On the Kali attacker machine, Netcat is configured as a verbose listener on port 80 and constantly waits for a connection from the target machine.
A successful connection provides a reverse shell to the compromised machine and control of the target is established:
Caveats for the payload:
- To allow easier understanding of the attack, none of the strings or source code were obfuscated, nor were any of the EXE files packed. In our experience with real attacks, heavy obfuscation -such as Invoke-Obfuscation, fileless processes, and packers would be utilized to prevent detection and analysis, amongst many other techniques.
- The encryption method uses a hard coded IV which would allow easy deciphering of the encrypted files. The intent of this project is a POC and not to create advanced encryption methods that prevent decryption.

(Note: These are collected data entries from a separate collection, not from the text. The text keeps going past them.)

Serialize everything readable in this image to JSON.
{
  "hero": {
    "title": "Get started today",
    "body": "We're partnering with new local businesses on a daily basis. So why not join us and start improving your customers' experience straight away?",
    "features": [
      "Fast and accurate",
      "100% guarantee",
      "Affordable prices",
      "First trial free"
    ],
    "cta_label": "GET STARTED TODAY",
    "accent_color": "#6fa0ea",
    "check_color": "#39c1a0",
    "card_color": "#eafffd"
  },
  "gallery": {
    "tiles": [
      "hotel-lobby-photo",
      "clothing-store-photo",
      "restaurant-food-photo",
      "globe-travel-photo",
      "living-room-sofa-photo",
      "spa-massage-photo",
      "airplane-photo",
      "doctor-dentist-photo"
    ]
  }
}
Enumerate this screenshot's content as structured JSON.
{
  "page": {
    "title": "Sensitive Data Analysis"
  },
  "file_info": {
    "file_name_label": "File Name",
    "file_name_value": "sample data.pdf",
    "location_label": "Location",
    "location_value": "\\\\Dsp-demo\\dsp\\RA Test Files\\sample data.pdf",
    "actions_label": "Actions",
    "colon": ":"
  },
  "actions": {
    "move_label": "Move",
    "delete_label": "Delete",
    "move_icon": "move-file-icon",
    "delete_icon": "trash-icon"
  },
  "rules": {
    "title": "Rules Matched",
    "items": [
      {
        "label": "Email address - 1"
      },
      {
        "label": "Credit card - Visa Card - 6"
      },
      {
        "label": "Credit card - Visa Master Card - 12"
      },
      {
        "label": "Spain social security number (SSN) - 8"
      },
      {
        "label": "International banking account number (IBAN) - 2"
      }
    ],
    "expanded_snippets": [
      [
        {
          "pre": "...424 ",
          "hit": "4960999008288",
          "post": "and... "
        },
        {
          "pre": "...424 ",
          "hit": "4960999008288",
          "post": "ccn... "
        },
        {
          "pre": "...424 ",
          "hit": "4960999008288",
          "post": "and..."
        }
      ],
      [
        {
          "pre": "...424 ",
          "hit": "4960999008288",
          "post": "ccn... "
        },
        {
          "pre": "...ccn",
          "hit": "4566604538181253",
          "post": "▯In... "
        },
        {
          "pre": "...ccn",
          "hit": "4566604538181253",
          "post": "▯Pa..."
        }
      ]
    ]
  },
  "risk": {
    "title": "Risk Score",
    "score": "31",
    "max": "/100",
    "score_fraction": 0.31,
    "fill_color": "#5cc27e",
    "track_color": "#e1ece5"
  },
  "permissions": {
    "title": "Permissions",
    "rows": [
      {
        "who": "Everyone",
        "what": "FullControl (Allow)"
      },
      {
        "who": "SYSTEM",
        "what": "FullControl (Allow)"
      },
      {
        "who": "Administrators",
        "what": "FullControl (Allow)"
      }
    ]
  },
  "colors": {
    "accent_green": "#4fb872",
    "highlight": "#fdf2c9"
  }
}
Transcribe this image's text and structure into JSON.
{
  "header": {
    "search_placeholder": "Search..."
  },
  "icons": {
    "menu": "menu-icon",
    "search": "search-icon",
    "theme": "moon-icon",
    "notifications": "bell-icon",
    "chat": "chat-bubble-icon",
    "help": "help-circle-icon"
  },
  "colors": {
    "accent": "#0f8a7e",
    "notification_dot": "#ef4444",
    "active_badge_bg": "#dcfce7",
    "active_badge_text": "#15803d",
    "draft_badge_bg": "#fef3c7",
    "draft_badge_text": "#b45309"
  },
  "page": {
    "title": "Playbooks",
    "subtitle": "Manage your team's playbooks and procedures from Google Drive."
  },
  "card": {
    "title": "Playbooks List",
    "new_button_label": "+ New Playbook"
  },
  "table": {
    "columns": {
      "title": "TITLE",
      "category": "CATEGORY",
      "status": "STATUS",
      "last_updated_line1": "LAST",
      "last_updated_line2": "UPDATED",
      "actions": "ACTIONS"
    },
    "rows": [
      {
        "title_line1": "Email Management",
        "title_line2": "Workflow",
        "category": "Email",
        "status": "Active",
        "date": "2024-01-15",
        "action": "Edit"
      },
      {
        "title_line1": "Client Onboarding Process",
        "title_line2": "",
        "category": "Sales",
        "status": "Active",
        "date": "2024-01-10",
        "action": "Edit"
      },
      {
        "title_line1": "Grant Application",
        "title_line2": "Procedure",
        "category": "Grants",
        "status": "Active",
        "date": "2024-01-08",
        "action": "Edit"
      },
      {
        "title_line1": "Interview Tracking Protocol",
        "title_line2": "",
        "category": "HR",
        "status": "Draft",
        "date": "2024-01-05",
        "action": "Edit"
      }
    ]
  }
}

- Additional functions, including detection of whether the processes are running on a virtual machine, allowing for staged updates and modification of C2s, and polymorphic file attributes, are currently underway.
- Cloud Detections for Windows Defender were enabled on this machine, however, there was no Internet connection to the outside world in the lab environment. It is possible that Windows Defender would have detected and stopped some of these processes based on behavioral analysis if there was an active Internet connection, necessitating additional steps to prevent detection.